2011年9月29日星期四

HKMA warns on structured products

HKMA warns on structured products
By Chen Weijie

china daily

Hong Kong Monetary Authority (HKMA) cautioned on Wednesday that structured investment products such as stock accumulators entail tremendous investment risks despite attractive returns.

Stock accumulators allow investors to buy an agreed number of stocks at a “discount” to the strike price on a regular basis at the date of the contact. The heavy global market sell-off provoked by the collapse of the US investment bank Lehman Brothers in 2008 inflicted serious investment losses in stock accumulator or decumulator investments in Hong Kong. It was estimated that the losses were around HK$600 billion and affected 5000 to 6000 local investors.

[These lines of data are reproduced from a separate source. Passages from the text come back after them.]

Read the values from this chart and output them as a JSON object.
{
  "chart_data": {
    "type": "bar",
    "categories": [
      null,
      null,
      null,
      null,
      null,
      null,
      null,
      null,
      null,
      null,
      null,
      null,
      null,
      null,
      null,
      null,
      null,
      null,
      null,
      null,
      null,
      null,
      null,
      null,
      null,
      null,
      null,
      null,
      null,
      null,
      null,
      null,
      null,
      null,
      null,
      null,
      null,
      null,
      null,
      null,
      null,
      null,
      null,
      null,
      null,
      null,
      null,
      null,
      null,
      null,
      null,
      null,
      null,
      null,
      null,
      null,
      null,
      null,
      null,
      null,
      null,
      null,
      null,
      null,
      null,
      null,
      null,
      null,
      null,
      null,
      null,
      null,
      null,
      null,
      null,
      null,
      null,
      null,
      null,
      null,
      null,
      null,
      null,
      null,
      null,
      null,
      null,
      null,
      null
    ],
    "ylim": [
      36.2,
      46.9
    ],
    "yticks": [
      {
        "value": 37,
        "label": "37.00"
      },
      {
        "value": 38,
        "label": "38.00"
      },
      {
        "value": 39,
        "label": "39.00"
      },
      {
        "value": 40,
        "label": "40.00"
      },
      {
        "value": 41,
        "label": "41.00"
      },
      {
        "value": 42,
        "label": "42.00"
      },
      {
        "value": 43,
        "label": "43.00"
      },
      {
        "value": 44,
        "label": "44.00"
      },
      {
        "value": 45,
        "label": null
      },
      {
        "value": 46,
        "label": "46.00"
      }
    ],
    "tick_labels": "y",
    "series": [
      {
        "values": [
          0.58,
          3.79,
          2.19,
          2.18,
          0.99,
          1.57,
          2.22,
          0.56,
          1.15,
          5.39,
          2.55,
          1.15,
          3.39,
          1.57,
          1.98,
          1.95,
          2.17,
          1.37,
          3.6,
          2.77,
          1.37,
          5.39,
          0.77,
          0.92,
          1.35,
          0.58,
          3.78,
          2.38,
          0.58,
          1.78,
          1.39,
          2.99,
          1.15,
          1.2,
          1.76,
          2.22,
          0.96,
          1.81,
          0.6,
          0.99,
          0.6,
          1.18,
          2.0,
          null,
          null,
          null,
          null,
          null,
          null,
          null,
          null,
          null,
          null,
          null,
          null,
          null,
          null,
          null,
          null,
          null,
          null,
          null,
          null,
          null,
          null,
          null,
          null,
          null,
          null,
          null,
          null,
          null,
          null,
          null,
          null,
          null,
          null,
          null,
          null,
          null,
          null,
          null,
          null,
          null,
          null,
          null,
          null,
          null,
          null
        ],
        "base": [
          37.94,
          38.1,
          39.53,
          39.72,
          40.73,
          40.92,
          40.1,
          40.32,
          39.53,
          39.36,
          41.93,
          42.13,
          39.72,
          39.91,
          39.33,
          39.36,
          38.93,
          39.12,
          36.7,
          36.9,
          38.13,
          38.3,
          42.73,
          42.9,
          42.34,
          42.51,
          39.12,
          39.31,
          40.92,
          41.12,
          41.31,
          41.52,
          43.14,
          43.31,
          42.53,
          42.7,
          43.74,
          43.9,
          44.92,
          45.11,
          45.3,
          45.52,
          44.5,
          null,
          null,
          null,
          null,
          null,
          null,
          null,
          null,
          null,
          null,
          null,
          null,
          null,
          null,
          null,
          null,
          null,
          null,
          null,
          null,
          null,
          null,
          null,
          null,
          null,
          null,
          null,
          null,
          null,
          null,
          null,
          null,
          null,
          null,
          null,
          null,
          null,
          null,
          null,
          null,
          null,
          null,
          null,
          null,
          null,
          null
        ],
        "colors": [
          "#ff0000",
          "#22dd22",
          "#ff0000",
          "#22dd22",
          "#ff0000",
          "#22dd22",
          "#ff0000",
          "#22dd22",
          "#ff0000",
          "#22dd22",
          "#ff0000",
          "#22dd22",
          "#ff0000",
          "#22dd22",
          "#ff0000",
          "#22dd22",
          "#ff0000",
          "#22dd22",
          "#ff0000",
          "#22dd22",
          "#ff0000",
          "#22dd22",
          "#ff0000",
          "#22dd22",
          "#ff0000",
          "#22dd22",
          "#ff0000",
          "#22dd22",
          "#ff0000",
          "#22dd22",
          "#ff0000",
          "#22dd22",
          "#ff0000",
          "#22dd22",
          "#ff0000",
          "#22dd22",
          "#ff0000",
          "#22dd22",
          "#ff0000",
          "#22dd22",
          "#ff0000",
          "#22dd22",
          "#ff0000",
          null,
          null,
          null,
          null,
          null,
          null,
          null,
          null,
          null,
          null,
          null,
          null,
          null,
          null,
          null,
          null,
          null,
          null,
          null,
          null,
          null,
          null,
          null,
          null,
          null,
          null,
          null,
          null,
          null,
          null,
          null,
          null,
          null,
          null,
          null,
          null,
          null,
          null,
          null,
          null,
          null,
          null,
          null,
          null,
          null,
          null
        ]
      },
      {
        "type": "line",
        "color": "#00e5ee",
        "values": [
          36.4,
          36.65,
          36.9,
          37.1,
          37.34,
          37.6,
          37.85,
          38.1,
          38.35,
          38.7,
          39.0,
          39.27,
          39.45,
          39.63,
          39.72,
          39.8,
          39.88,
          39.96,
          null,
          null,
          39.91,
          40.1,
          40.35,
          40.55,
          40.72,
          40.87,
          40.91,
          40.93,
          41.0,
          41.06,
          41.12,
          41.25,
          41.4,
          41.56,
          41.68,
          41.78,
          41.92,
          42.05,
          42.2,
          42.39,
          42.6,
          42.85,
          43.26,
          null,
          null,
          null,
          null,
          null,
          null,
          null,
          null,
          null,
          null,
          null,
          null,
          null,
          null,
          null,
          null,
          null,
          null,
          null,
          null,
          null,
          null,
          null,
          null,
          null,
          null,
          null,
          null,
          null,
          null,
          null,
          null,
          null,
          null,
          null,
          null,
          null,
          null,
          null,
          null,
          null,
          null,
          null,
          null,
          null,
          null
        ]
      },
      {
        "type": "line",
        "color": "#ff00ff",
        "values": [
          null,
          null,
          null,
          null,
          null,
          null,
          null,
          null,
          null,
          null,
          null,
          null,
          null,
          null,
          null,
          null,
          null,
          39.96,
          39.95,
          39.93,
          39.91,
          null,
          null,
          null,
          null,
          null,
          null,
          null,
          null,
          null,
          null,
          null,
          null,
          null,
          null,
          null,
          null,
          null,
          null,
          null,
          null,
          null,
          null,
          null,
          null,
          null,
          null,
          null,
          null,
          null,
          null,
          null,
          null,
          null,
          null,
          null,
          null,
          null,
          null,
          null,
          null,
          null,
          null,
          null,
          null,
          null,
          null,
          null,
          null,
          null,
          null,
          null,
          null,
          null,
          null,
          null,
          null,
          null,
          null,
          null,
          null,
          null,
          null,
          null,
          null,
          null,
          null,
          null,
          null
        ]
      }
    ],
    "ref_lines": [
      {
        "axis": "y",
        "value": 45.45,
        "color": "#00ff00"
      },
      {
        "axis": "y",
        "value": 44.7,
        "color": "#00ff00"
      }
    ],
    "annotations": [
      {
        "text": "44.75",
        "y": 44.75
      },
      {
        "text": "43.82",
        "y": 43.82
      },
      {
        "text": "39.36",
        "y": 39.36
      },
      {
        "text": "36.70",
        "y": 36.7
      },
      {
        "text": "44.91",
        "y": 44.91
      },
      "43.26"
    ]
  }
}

HKMA Executive Director (Banking Conduct) Meena Datwani urged investors on Wednesday to study these investment products carefully.

“The share purchase discount price in the stock accumulator contact in fact comes from the premium the investor receives from selling the options to the counterparty of the accumulator contract and as a result, the investors are obliged to purchase the agreed amount of shares at the strike price. Though the investors obtain a price discount the risks also rise accordingly for them,” Datwani said in an article.

Datwani warned that the downside risk of the stock accumulator contracts may be magnified if these contracts include multiplier effects or investors purchasing these products on margin financing.